Uit dezelfde doorlichting blijkt dat slechts in 44 van de 115
onderzochte CAO’s (geldend voor 38% van de werknemers) afspraken staan
met als strekking bij organisatorische veranderingen werkloosheid te
voorkomen door middel van werk-naar-werk trajecten. In 16 CAO’s gaat
het om een algemene afspraak zonder dat daar een instrument bij genoemd
wordt. In 52 CAO’s (47% van de werknemers) zijn afspraken
aangetroffen, waarin employability-instrumenten specifiek worden ingezet
voor speciale doelgroepen. Hierbij gaat het vooral om werknemers van een
bepaalde leeftijd (vaak ouderen, soms ook jongeren) en werkzoekenden die
onvoldoende gekwalificeerd zijn. 

Als het gaat om de financiering van scholing spelen sectorale
O&O-fondsen een belangrijke rol. Het is echter niet transparant welke
bijdrage deze fondsen leveren aan het realiseren van de Nederlandse
scholingsambitie. Ook is er bij de fondsen nog nauwelijks aandacht voor
intersectorale mobiliteit. Bovendien bestaan er verschillen in de
toegang tot scholingsfaciliteiten: deeltijd- en flexwerkers en
zelfstandigen hebben minder of geen toegang tot bedrijfsscholing en
O&O-fondsen.

Vragen

Wij constateren dat de kloof die Bovens signaleert tussen de mooie
woorden over scholing en de praktijk er ook daadwerkelijk is, en wil
daarom een parlementaire hoorzitting organiseren met de volgende vragen:

klopt het dat de aandacht voor scholing van werkenden in Nederland
achterblijft bij de inzet in andere landen, en hoe komt dit? Wat kunnen
we leren van de aanpak van andere landen?
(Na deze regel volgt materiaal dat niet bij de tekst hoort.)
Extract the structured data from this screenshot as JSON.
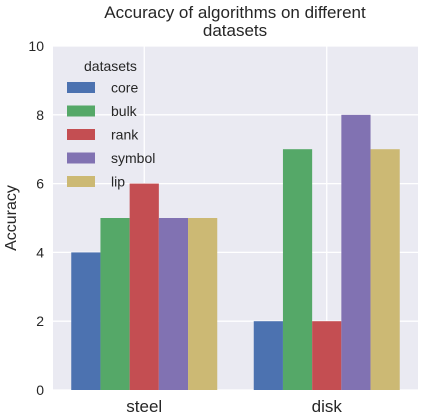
{
  "chart_data": {
    "type": "bar",
    "title_lines": [
      "Accuracy of algorithms on different",
      "datasets"
    ],
    "xlabel": "",
    "ylabel": "Accuracy",
    "categories": [
      "steel",
      "disk"
    ],
    "series": [
      {
        "name": "core",
        "values": [
          4,
          2
        ],
        "color": "#4C72B0"
      },
      {
        "name": "bulk",
        "values": [
          5,
          7
        ],
        "color": "#55A868"
      },
      {
        "name": "rank",
        "values": [
          6,
          2
        ],
        "color": "#C44E52"
      },
      {
        "name": "symbol",
        "values": [
          5,
          8
        ],
        "color": "#8172B2"
      },
      {
        "name": "lip",
        "values": [
          5,
          7
        ],
        "color": "#CCB974"
      }
    ],
    "ylim": [
      0,
      10
    ],
    "yticks": [
      0,
      2,
      4,
      6,
      8,
      10
    ],
    "grid": true,
    "legend": {
      "title": "datasets",
      "placement": "top-left"
    },
    "style": {
      "plot_background": "#EAEAF2",
      "grid_color": "#ffffff"
    }
  }
}
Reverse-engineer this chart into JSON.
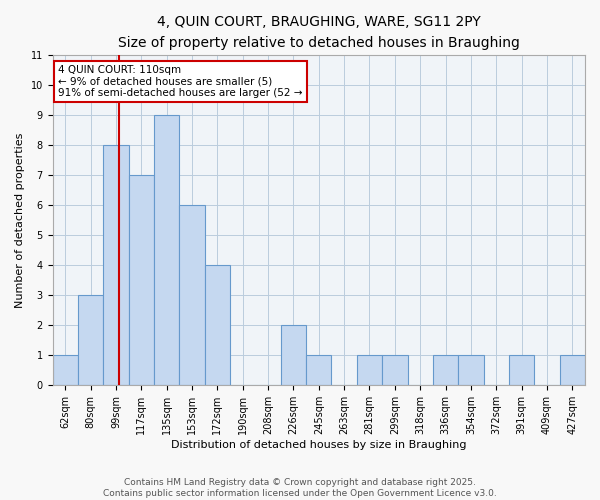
{
  "title": "4, QUIN COURT, BRAUGHING, WARE, SG11 2PY",
  "subtitle": "Size of property relative to detached houses in Braughing",
  "xlabel": "Distribution of detached houses by size in Braughing",
  "ylabel": "Number of detached properties",
  "categories": [
    "62sqm",
    "80sqm",
    "99sqm",
    "117sqm",
    "135sqm",
    "153sqm",
    "172sqm",
    "190sqm",
    "208sqm",
    "226sqm",
    "245sqm",
    "263sqm",
    "281sqm",
    "299sqm",
    "318sqm",
    "336sqm",
    "354sqm",
    "372sqm",
    "391sqm",
    "409sqm",
    "427sqm"
  ],
  "values": [
    1,
    3,
    8,
    7,
    9,
    6,
    4,
    0,
    0,
    2,
    1,
    0,
    1,
    1,
    0,
    1,
    1,
    0,
    1,
    0,
    1
  ],
  "bar_color": "#c5d8f0",
  "bar_edge_color": "#6699cc",
  "annotation_text": "4 QUIN COURT: 110sqm\n← 9% of detached houses are smaller (5)\n91% of semi-detached houses are larger (52 →",
  "annotation_box_color": "#ffffff",
  "annotation_box_edge": "#cc0000",
  "vline_color": "#cc0000",
  "vline_x": 2.11,
  "ylim": [
    0,
    11
  ],
  "yticks": [
    0,
    1,
    2,
    3,
    4,
    5,
    6,
    7,
    8,
    9,
    10,
    11
  ],
  "grid_color": "#bbccdd",
  "footnote": "Contains HM Land Registry data © Crown copyright and database right 2025.\nContains public sector information licensed under the Open Government Licence v3.0.",
  "title_fontsize": 10,
  "subtitle_fontsize": 9,
  "axis_label_fontsize": 8,
  "tick_fontsize": 7,
  "annotation_fontsize": 7.5,
  "footnote_fontsize": 6.5
}
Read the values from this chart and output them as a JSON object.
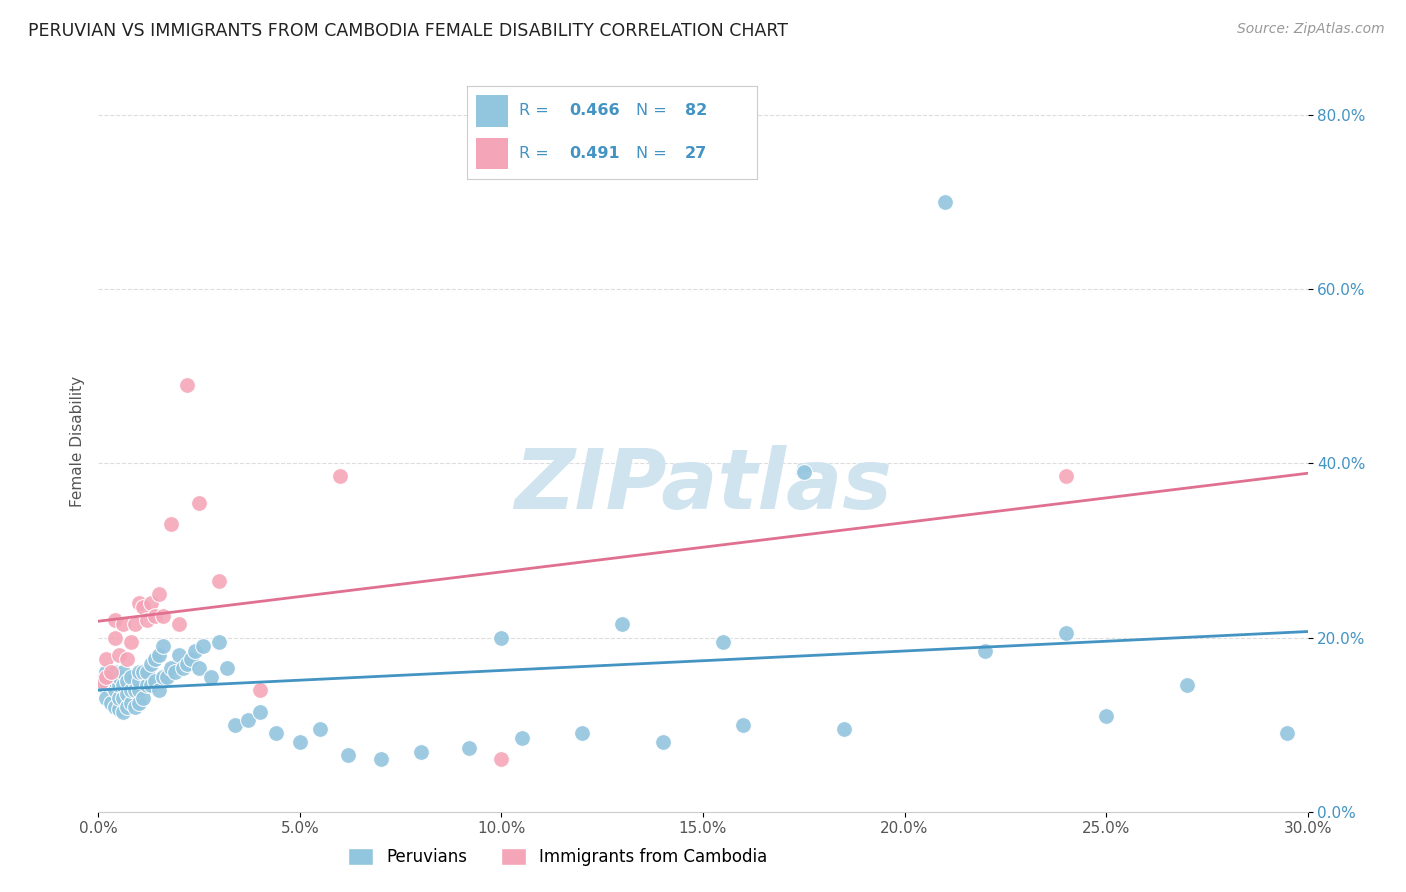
{
  "title": "PERUVIAN VS IMMIGRANTS FROM CAMBODIA FEMALE DISABILITY CORRELATION CHART",
  "source": "Source: ZipAtlas.com",
  "ylabel": "Female Disability",
  "xlim": [
    0.0,
    0.3
  ],
  "ylim": [
    0.0,
    0.85
  ],
  "peruvian_color": "#92c5de",
  "cambodian_color": "#f4a6b8",
  "peruvian_line_color": "#4393c3",
  "cambodian_line_color": "#e07090",
  "legend_text_color": "#4393c3",
  "R_peruvian": "0.466",
  "N_peruvian": "82",
  "R_cambodian": "0.491",
  "N_cambodian": "27",
  "peruvians_x": [
    0.001,
    0.001,
    0.002,
    0.002,
    0.002,
    0.003,
    0.003,
    0.003,
    0.004,
    0.004,
    0.004,
    0.004,
    0.005,
    0.005,
    0.005,
    0.005,
    0.006,
    0.006,
    0.006,
    0.006,
    0.007,
    0.007,
    0.007,
    0.008,
    0.008,
    0.008,
    0.009,
    0.009,
    0.01,
    0.01,
    0.01,
    0.01,
    0.011,
    0.011,
    0.012,
    0.012,
    0.013,
    0.013,
    0.014,
    0.014,
    0.015,
    0.015,
    0.016,
    0.016,
    0.017,
    0.018,
    0.019,
    0.02,
    0.021,
    0.022,
    0.023,
    0.024,
    0.025,
    0.026,
    0.028,
    0.03,
    0.032,
    0.034,
    0.037,
    0.04,
    0.044,
    0.05,
    0.055,
    0.062,
    0.07,
    0.08,
    0.092,
    0.105,
    0.12,
    0.14,
    0.16,
    0.185,
    0.21,
    0.24,
    0.27,
    0.295,
    0.1,
    0.13,
    0.155,
    0.175,
    0.22,
    0.25
  ],
  "peruvians_y": [
    0.145,
    0.155,
    0.13,
    0.15,
    0.16,
    0.125,
    0.145,
    0.155,
    0.12,
    0.14,
    0.15,
    0.16,
    0.118,
    0.13,
    0.145,
    0.155,
    0.115,
    0.13,
    0.145,
    0.16,
    0.12,
    0.135,
    0.15,
    0.125,
    0.14,
    0.155,
    0.12,
    0.14,
    0.125,
    0.14,
    0.15,
    0.16,
    0.13,
    0.16,
    0.145,
    0.16,
    0.145,
    0.17,
    0.15,
    0.175,
    0.14,
    0.18,
    0.155,
    0.19,
    0.155,
    0.165,
    0.16,
    0.18,
    0.165,
    0.17,
    0.175,
    0.185,
    0.165,
    0.19,
    0.155,
    0.195,
    0.165,
    0.1,
    0.105,
    0.115,
    0.09,
    0.08,
    0.095,
    0.065,
    0.06,
    0.068,
    0.073,
    0.085,
    0.09,
    0.08,
    0.1,
    0.095,
    0.7,
    0.205,
    0.145,
    0.09,
    0.2,
    0.215,
    0.195,
    0.39,
    0.185,
    0.11
  ],
  "cambodians_x": [
    0.001,
    0.002,
    0.002,
    0.003,
    0.004,
    0.004,
    0.005,
    0.006,
    0.007,
    0.008,
    0.009,
    0.01,
    0.011,
    0.012,
    0.013,
    0.014,
    0.015,
    0.016,
    0.018,
    0.02,
    0.022,
    0.025,
    0.03,
    0.04,
    0.06,
    0.24,
    0.1
  ],
  "cambodians_y": [
    0.15,
    0.155,
    0.175,
    0.16,
    0.2,
    0.22,
    0.18,
    0.215,
    0.175,
    0.195,
    0.215,
    0.24,
    0.235,
    0.22,
    0.24,
    0.225,
    0.25,
    0.225,
    0.33,
    0.215,
    0.49,
    0.355,
    0.265,
    0.14,
    0.385,
    0.385,
    0.06
  ],
  "background_color": "#ffffff",
  "grid_color": "#dddddd",
  "watermark_color": "#d0e4f0"
}
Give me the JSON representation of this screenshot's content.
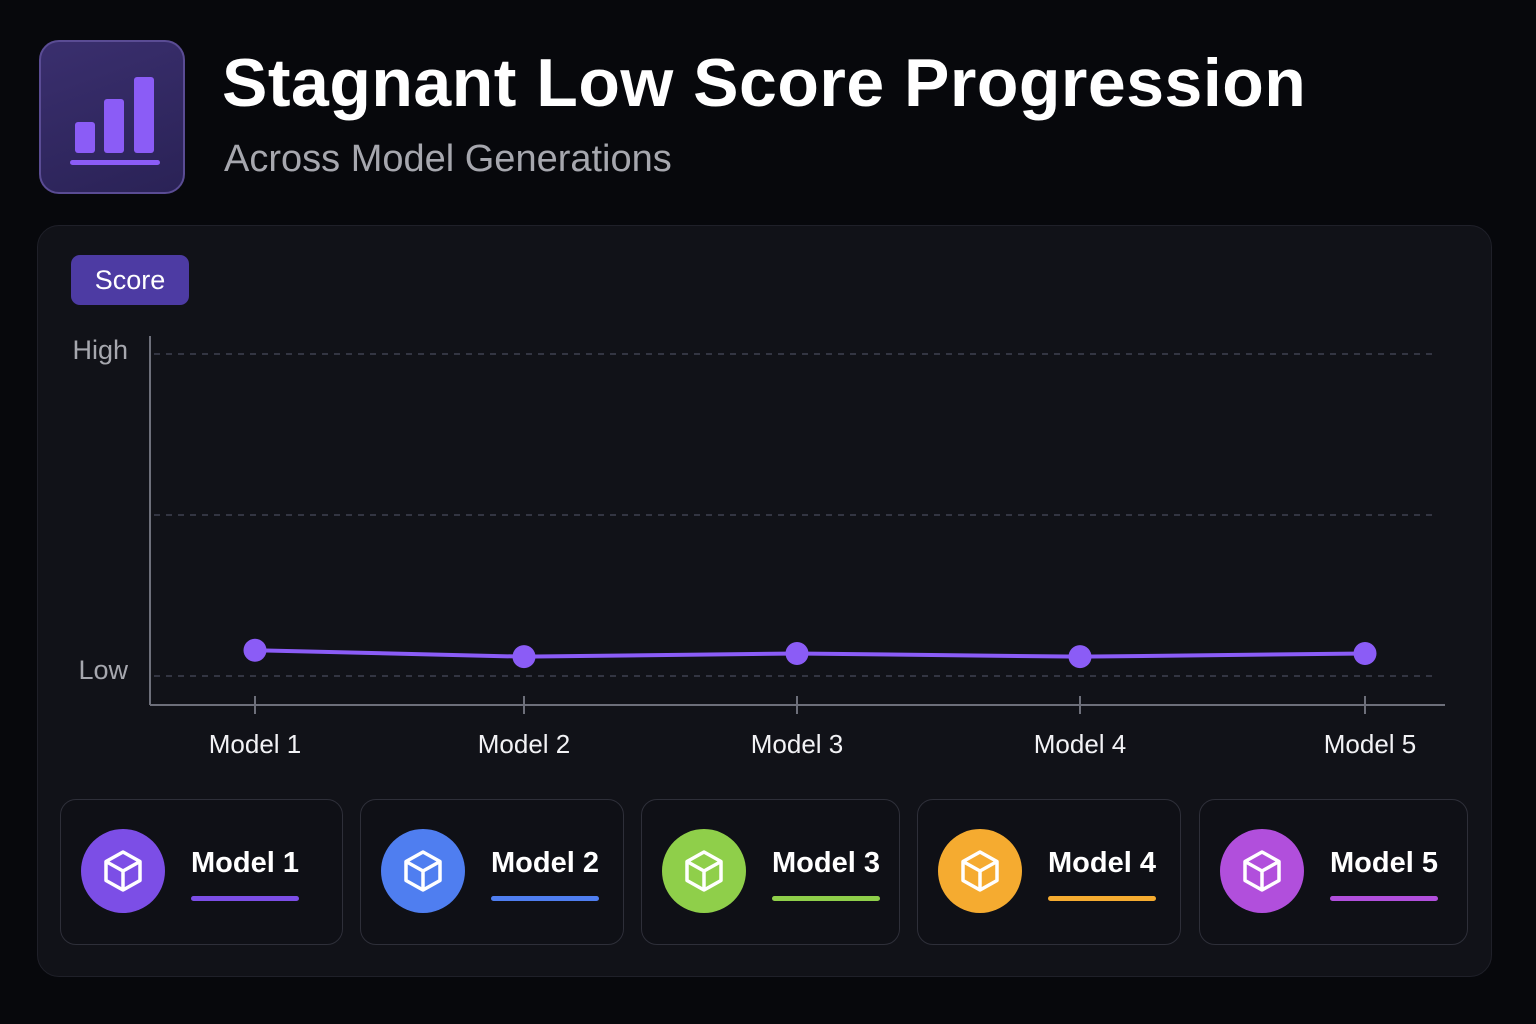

wat doen werkgevers en werknemers om ‘employability’ te stimuleren
en welke rol spelen sectorale O&O-fondsen daarbij?

via welke instrumenten faciliteert/stimuleert de overheid scholing door
werkgevers en werknemers en wat is hiervan de effectiviteit?

welke extra prikkels voor werkgevers en werknemers zijn nodig om de
employability van werknemers in Nederland te verbeteren?

Voor de hoorzitting moeten wetenschappers, werkgeversorganisaties,
vakbonden, O&O-fondsen, scholingsinstellingen (ROC’s, OU) en andere
betrokkenen worden uitgenodigd.

Eddy van Hijum (CDA) en Roos Vermeij (PvdA)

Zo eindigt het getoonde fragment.